Coursera, Udacity and EdX offer free online courses which can be taken by anyone, anytime and anywhere. This growing trend will have a definitive impact on brick and mortar colleges such as Boise State. If colleges such as ours do not get in step with swiftly moving developments in education, they may be left in the dust.
According to Nathan Morgan, a sophomore majoring in computer science, there are pros and cons to this method of having a fully online curricula.
“I think it’s easier to dedicate the time and energy to studies when you are physically present,” Morgan said. “At the same time, I’ve worked for the Army War College for eight years and online tutorials and training in the form of YouTube videos and online courseware were vital for learning the ins and outs of product updates and new releases. If a student has the willpower and dedication to make online learning work for them, it’s a great option.”

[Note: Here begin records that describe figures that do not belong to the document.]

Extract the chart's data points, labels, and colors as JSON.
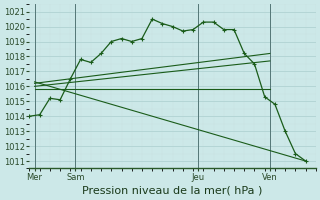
{
  "background_color": "#cce8e8",
  "grid_color_major": "#aacece",
  "grid_color_minor": "#ddf0f0",
  "line_color": "#1a5c1a",
  "title": "Pression niveau de la mer( hPa )",
  "ylim": [
    1010.5,
    1021.5
  ],
  "yticks": [
    1011,
    1012,
    1013,
    1014,
    1015,
    1016,
    1017,
    1018,
    1019,
    1020,
    1021
  ],
  "xlim": [
    0,
    28
  ],
  "day_labels": [
    "Mer",
    "Sam",
    "Jeu",
    "Ven"
  ],
  "day_positions": [
    0.5,
    4.5,
    16.5,
    23.5
  ],
  "vline_positions": [
    0.5,
    4.5,
    16.5,
    23.5
  ],
  "series1_x": [
    0,
    1,
    2,
    3,
    4,
    5,
    6,
    7,
    8,
    9,
    10,
    11,
    12,
    13,
    14,
    15,
    16,
    17,
    18,
    19,
    20,
    21,
    22,
    23,
    24,
    25,
    26,
    27
  ],
  "series1_y": [
    1014.0,
    1014.1,
    1015.2,
    1015.1,
    1016.5,
    1017.8,
    1017.6,
    1018.2,
    1019.0,
    1019.2,
    1019.0,
    1019.2,
    1020.5,
    1020.2,
    1020.0,
    1019.7,
    1019.8,
    1020.3,
    1020.3,
    1019.8,
    1019.8,
    1018.2,
    1017.5,
    1015.3,
    1014.8,
    1013.0,
    1011.5,
    1011.0
  ],
  "trend1_x": [
    0.5,
    23.5
  ],
  "trend1_y": [
    1016.2,
    1018.2
  ],
  "trend2_x": [
    0.5,
    23.5
  ],
  "trend2_y": [
    1016.0,
    1017.7
  ],
  "trend3_x": [
    0.5,
    23.5
  ],
  "trend3_y": [
    1015.8,
    1015.8
  ],
  "trend4_x": [
    0.5,
    27
  ],
  "trend4_y": [
    1016.3,
    1011.0
  ],
  "title_fontsize": 8,
  "tick_labelsize": 6
}
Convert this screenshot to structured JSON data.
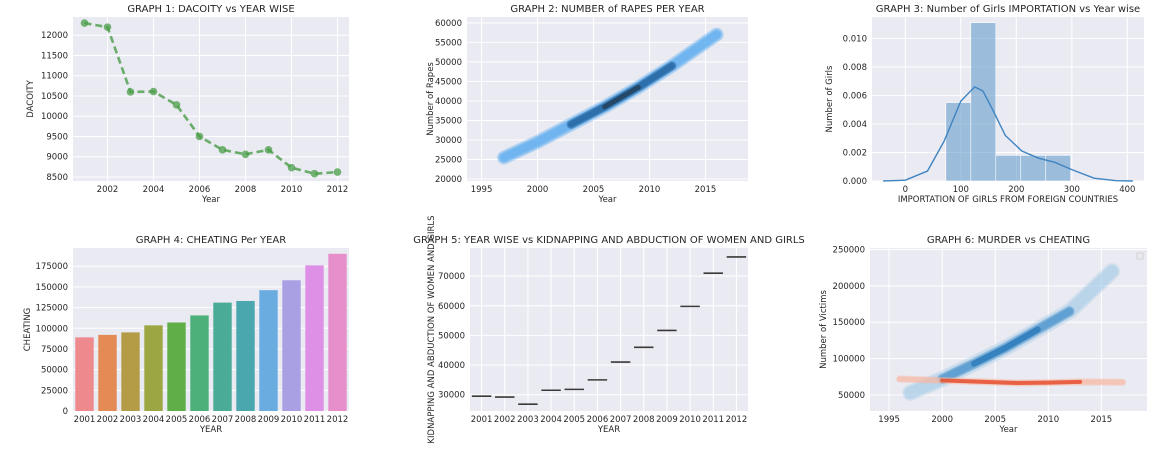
{
  "chart_data": [
    {
      "type": "line",
      "title": "GRAPH 1: DACOITY vs YEAR WISE",
      "xlabel": "Year",
      "ylabel": "DACOITY",
      "x": [
        2001,
        2002,
        2003,
        2004,
        2005,
        2006,
        2007,
        2008,
        2009,
        2010,
        2011,
        2012
      ],
      "values": [
        12300,
        12200,
        10600,
        10610,
        10280,
        9500,
        9170,
        9060,
        9170,
        8730,
        8580,
        8620
      ],
      "xticks": [
        2002,
        2004,
        2006,
        2008,
        2010,
        2012
      ],
      "yticks": [
        8500,
        9000,
        9500,
        10000,
        10500,
        11000,
        11500,
        12000
      ],
      "xlim": [
        2000.5,
        2012.5
      ],
      "ylim": [
        8400,
        12450
      ],
      "line_color": "#4a9e48",
      "grid": true
    },
    {
      "type": "area",
      "title": "GRAPH 2: NUMBER of RAPES PER YEAR",
      "xlabel": "Year",
      "ylabel": "Number of Rapes",
      "x": [
        1997,
        2000,
        2003,
        2006,
        2009,
        2012,
        2016
      ],
      "values": [
        25500,
        29500,
        34000,
        38500,
        43500,
        49000,
        57000
      ],
      "xticks": [
        1995,
        2000,
        2005,
        2010,
        2015
      ],
      "yticks": [
        20000,
        25000,
        30000,
        35000,
        40000,
        45000,
        50000,
        55000,
        60000
      ],
      "xlim": [
        1993.7,
        2018.8
      ],
      "ylim": [
        19500,
        61500
      ],
      "color": "#2f8be6",
      "grid": true
    },
    {
      "type": "bar",
      "title": "GRAPH 3: Number of Girls IMPORTATION vs Year wise",
      "xlabel": "IMPORTATION OF GIRLS FROM FOREIGN COUNTRIES",
      "ylabel": "Number of Girls",
      "bins": [
        [
          73,
          118
        ],
        [
          118,
          163
        ],
        [
          163,
          208
        ],
        [
          208,
          253
        ],
        [
          253,
          298
        ]
      ],
      "values": [
        0.0055,
        0.0111,
        0.0018,
        0.0018,
        0.0018
      ],
      "kde_x": [
        -40,
        0,
        40,
        70,
        100,
        125,
        140,
        160,
        180,
        210,
        240,
        270,
        300,
        340,
        380,
        410
      ],
      "kde_y": [
        0.0,
        6e-05,
        0.0007,
        0.0028,
        0.0056,
        0.0066,
        0.0063,
        0.0048,
        0.0032,
        0.0021,
        0.0016,
        0.0013,
        0.0008,
        0.0002,
        2e-05,
        0.0
      ],
      "xticks": [
        0,
        100,
        200,
        300,
        400
      ],
      "yticks": [
        0.0,
        0.002,
        0.004,
        0.006,
        0.008,
        0.01
      ],
      "ytick_labels": [
        "0.000",
        "0.002",
        "0.004",
        "0.006",
        "0.008",
        "0.010"
      ],
      "xlim": [
        -60,
        430
      ],
      "ylim": [
        0,
        0.0115
      ],
      "color": "#5a96c8",
      "grid": true
    },
    {
      "type": "bar",
      "title": "GRAPH 4: CHEATING Per YEAR",
      "xlabel": "YEAR",
      "ylabel": "CHEATING",
      "categories": [
        "2001",
        "2002",
        "2003",
        "2004",
        "2005",
        "2006",
        "2007",
        "2008",
        "2009",
        "2010",
        "2011",
        "2012"
      ],
      "values": [
        89000,
        92000,
        95000,
        103500,
        107000,
        115500,
        131000,
        133000,
        146000,
        158000,
        176000,
        190000
      ],
      "colors": [
        "#ee8a8d",
        "#e38a55",
        "#b49c47",
        "#9ca642",
        "#5fae48",
        "#4db07a",
        "#4aab96",
        "#4aa7ad",
        "#6aabe0",
        "#a9a0e4",
        "#de90e6",
        "#e78fca"
      ],
      "yticks": [
        0,
        25000,
        50000,
        75000,
        100000,
        125000,
        150000,
        175000
      ],
      "ylim": [
        0,
        197000
      ],
      "grid": true
    },
    {
      "type": "scatter",
      "title": "GRAPH 5: YEAR WISE vs KIDNAPPING AND ABDUCTION OF WOMEN AND GIRLS",
      "xlabel": "YEAR",
      "ylabel": "KIDNAPPING AND ABDUCTION OF WOMEN AND GIRLS",
      "categories": [
        "2001",
        "2002",
        "2003",
        "2004",
        "2005",
        "2006",
        "2007",
        "2008",
        "2009",
        "2010",
        "2011",
        "2012"
      ],
      "values": [
        29500,
        29200,
        26800,
        31500,
        31800,
        35000,
        41000,
        46000,
        51700,
        59800,
        71000,
        76500
      ],
      "yticks": [
        30000,
        40000,
        50000,
        60000,
        70000
      ],
      "ylim": [
        24500,
        79500
      ],
      "grid": true
    },
    {
      "type": "area",
      "title": "GRAPH 6: MURDER vs CHEATING",
      "xlabel": "Year",
      "ylabel": "Number of Victims",
      "series": [
        {
          "x": [
            1997,
            2000,
            2003,
            2006,
            2009,
            2012,
            2016
          ],
          "values": [
            53000,
            72000,
            93000,
            115000,
            140000,
            165000,
            220000
          ],
          "color": "#2b7bba"
        },
        {
          "x": [
            1996,
            2000,
            2004,
            2007,
            2010,
            2013,
            2017
          ],
          "values": [
            72000,
            70000,
            68000,
            66500,
            67000,
            68000,
            67500
          ],
          "color": "#e6401e"
        }
      ],
      "xticks": [
        1995,
        2000,
        2005,
        2010,
        2015
      ],
      "yticks": [
        50000,
        100000,
        150000,
        200000,
        250000
      ],
      "xlim": [
        1993.2,
        2019.3
      ],
      "ylim": [
        28000,
        252000
      ],
      "grid": true
    }
  ]
}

Senior Josh Tate, another computer science major, feels it would be a great way to offer some entry and mid-level classes for credit toward a degree. But he added, “I think the chances of academic dishonesty increase significantly with an online-only degree.”
Some students thrive in the interaction of traditional college while others are more prone to enjoy the pure online experience. There is a need for Boise State to think outside the current education norm by delving into the possibility of allowing international and U.S. students to graduate without setting foot on its Idaho campus.
Sadly, many professors simply are not up to the task, having nestled into their tenured, dogged pace.
They will be left far behind as their students realize their college education should be more of a consumer-driven commodity, rather than submitting to the dull emphasis of curricula forced upon them by staff who tarry behind in meeting the needs of current and upcoming Internet generations.
With the advent of a new venture by Khan Online University, sponsored by the J.A. and Kathryn Albertson foundation for Idaho K-12 students, the program will herald new technological advancements for upcoming collegiate students.
According the aforementioned foundation, Sol Khan, Ph.D., presents his ideology as an investment in the student, rather than just the instructor.
“What is powerful about the Khan Academy pilots in Idaho is that they are showing that the model can be rethought using technology and that, ironically, the technology makes the classrooms more human for the teachers and students,” Khan said in an online statement.
If this project proves a success, Idaho will see children no longer restricted by teachers who are simply there for a paycheck or forcing them into tracks of disinterest. Each student who graduates will ignore the upper echelon of educators who refuse to technologically advance with them, therefore leaving the educators themselves irrelevant.
And as those pupils grow into university undergraduates, professors will be faced with even more tech-savvy students than before, thus lagging further behind with each generation of students dissatisfied with the uninspiring fare offered by standard
We are certainly not proposing our college should offer its classes for free. But if our own alma mater does not diverge to offer more cost-effective online classes and full online degrees, it may fall victim to the upcoming cannonade fast approaching on the academic horizon.